2.3 ON THE BASIS OF THEIR EFFECTS ON HUMAN HEALTH AND ENVIRONMENT:-

i) Hazardous waste: The waste that has substantial or potential threat to public health and environment. Hazardous waste may be solid, liquid or gases. For example solvent based paints, pesticides and other chemicals, batteries, cleaning and polishing chemicals, mercury containing waste like thermometer, electronic devices etc.
ii) Non- hazardous waste: The waste that are not so threat to public health but without proper and regular management it also leads many problems . For example house hold garbage, animal manure and other general waste. If there is no proper drainage system and proper clean drinking water supply then there is maximum chance of contamination of clean drinking water in the cities.

3. PROBLEM AND CHALLENGES IN WASTE MANAGEMENT IN NEPAL

Specially, in Kathmandu valley, solid waste management is a big challenge, concerning the sitting of landfills. The current practice of the illegal dumping of solid waste on the river banks has created a serious public health and environmental problem. The data showed that >or =70% of solid waste generated in Nepal are of an organic origin (Review Article, Pokherel, Waste Management, 2005). So composting of the solid waste and using it for agriculture is the best way of solid waste management. This will reduce the volume of waste due to which increase the life time of landfill site. Composting practice is very helpful in agricultural improvement that lead economic growth i.e. food production.
Rapid population growth and increasing urbanization are considered as the main cause of pollution. Solid waste like garbage and other house hold waste dumped in the river banks and streets sites haphazardly leads to the air, water and soil pollution. This poses extreme health hazards to the public and surrounding environment. Since the garbage collection system is not well managed in Kathmandu valley, people dispose the garbage wherever possible mostly in the drainage and river banks. This has led to huge environmental problem deteriorating the health mankind and the other living beings. Due to the lack of knowledge people trash the garbage in a way they want. We can see garbage all around the Kathmandu city including in the roads, parks, even in hospitals. People throw the garbage without realizing that it is affecting their own health and deteriorate the future generation’s living standard.

4. MITIGATION STRATEGIES

At this time waste management is the major issue in Nepal. Without the proper waste management system, no one can imagine the well model society and suitable environment. So the most important thing to mitigate the waste management problem is education. If the education or awareness is not properly provided to public there is more difficult to manage the waste to make good environment. So, lunch the awareness programs by related sectors. Local public participation is the most important for better management of waste so, the relevant seminar, training and programs should be provided to local people by government promoting the 5R’s rules (Refuse, Reduce, Reuse, Repair, Recycle) for motivating to people. Another basic point is initiation of formulate the policies strategies and action plan by local government and central government. Such as the concept of industrialization, urbanization, forestation zoning, and green urbanization, up cycling might be some of the best ways for mitigating waste products in respective fields.

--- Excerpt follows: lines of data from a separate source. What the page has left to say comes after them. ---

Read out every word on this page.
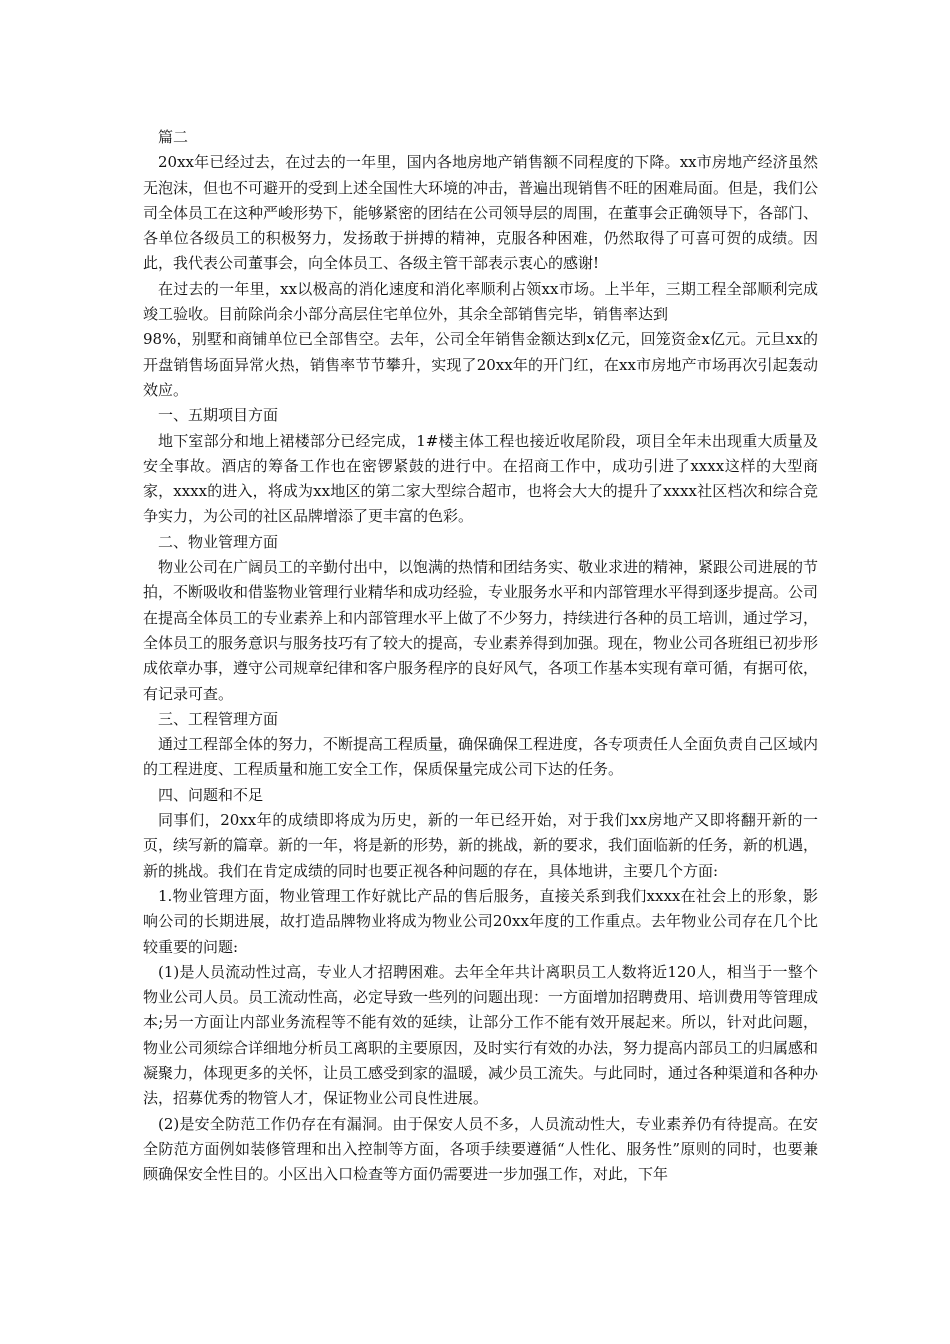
篇二

20xx年已经过去，在过去的一年里，国内各地房地产销售额不同程度的下降。xx市房地产经济虽然无泡沫，但也不可避开的受到上述全国性大环境的冲击，普遍出现销售不旺的困难局面。但是，我们公司全体员工在这种严峻形势下，能够紧密的团结在公司领导层的周围，在董事会正确领导下，各部门、各单位各级员工的积极努力，发扬敢于拼搏的精神，克服各种困难，仍然取得了可喜可贺的成绩。因此，我代表公司董事会，向全体员工、各级主管干部表示衷心的感谢!

在过去的一年里，xx以极高的消化速度和消化率顺利占领xx市场。上半年，三期工程全部顺利完成竣工验收。目前除尚余小部分高层住宅单位外，其余全部销售完毕，销售率达到
98%，别墅和商铺单位已全部售空。去年，公司全年销售金额达到x亿元，回笼资金x亿元。元旦xx的开盘销售场面异常火热，销售率节节攀升，实现了20xx年的开门红，在xx市房地产市场再次引起轰动效应。

一、五期项目方面

地下室部分和地上裙楼部分已经完成，1#楼主体工程也接近收尾阶段，项目全年未出现重大质量及安全事故。酒店的筹备工作也在密锣紧鼓的进行中。在招商工作中，成功引进了xxxx这样的大型商家，xxxx的进入，将成为xx地区的第二家大型综合超市，也将会大大的提升了xxxx社区档次和综合竞争实力，为公司的社区品牌增添了更丰富的色彩。

二、物业管理方面

物业公司在广阔员工的辛勤付出中，以饱满的热情和团结务实、敬业求进的精神，紧跟公司进展的节拍，不断吸收和借鉴物业管理行业精华和成功经验，专业服务水平和内部管理水平得到逐步提高。公司在提高全体员工的专业素养上和内部管理水平上做了不少努力，持续进行各种的员工培训，通过学习，全体员工的服务意识与服务技巧有了较大的提高，专业素养得到加强。现在，物业公司各班组已初步形成依章办事，遵守公司规章纪律和客户服务程序的良好风气，各项工作基本实现有章可循，有据可依，有记录可查。

三、工程管理方面

通过工程部全体的努力，不断提高工程质量，确保确保工程进度，各专项责任人全面负责自己区域内的工程进度、工程质量和施工安全工作，保质保量完成公司下达的任务。

四、问题和不足

同事们，20xx年的成绩即将成为历史，新的一年已经开始，对于我们xx房地产又即将翻开新的一页，续写新的篇章。新的一年，将是新的形势，新的挑战，新的要求，我们面临新的任务，新的机遇，新的挑战。我们在肯定成绩的同时也要正视各种问题的存在，具体地讲，主要几个方面:

1.物业管理方面，物业管理工作好就比产品的售后服务，直接关系到我们xxxx在社会上的形象，影响公司的长期进展，故打造品牌物业将成为物业公司20xx年度的工作重点。去年物业公司存在几个比较重要的问题:

(1)是人员流动性过高，专业人才招聘困难。去年全年共计离职员工人数将近120人，相当于一整个物业公司人员。员工流动性高，必定导致一些列的问题出现：一方面增加招聘费用、培训费用等管理成本;另一方面让内部业务流程等不能有效的延续，让部分工作不能有效开展起来。所以，针对此问题，物业公司须综合详细地分析员工离职的主要原因，及时实行有效的办法，努力提高内部员工的归属感和凝聚力，体现更多的关怀，让员工感受到家的温暖，减少员工流失。与此同时，通过各种渠道和各种办法，招募优秀的物管人才，保证物业公司良性进展。

(2)是安全防范工作仍存在有漏洞。由于保安人员不多，人员流动性大，专业素养仍有待提高。在安全防范方面例如装修管理和出入控制等方面，各项手续要遵循“人性化、服务性”原则的同时，也要兼顾确保安全性目的。小区出入口检查等方面仍需要进一步加强工作，对此，下年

Recycling Bins outside the Convenience store in Japan (Picture by Kanailal Chaudhary)

5. CONCLUSION

We live in a context in which waste production is continually increasing by increasing population so the measures at origin i.e. prevention before a product becomes waste. The principle aim is to reduce the quantity and types of hazardous substances used and to avoid adverse impact on human health and environment. In order to mitigate the municipal waste, we need to give emphasis to improved waste collection services, compost making practice at household level so that we can have double benefit from the garbage waste that releases from our house. Today’s villages are the tomorrow’s municipalities and tomorrow’s municipalities are the smart cities in the future. Therefore let’s mitigate the waste problems from basic level and let’s build smart village first.

(The writer is studying Masters of Environmental Science in Tribhuvan University Kathmandu).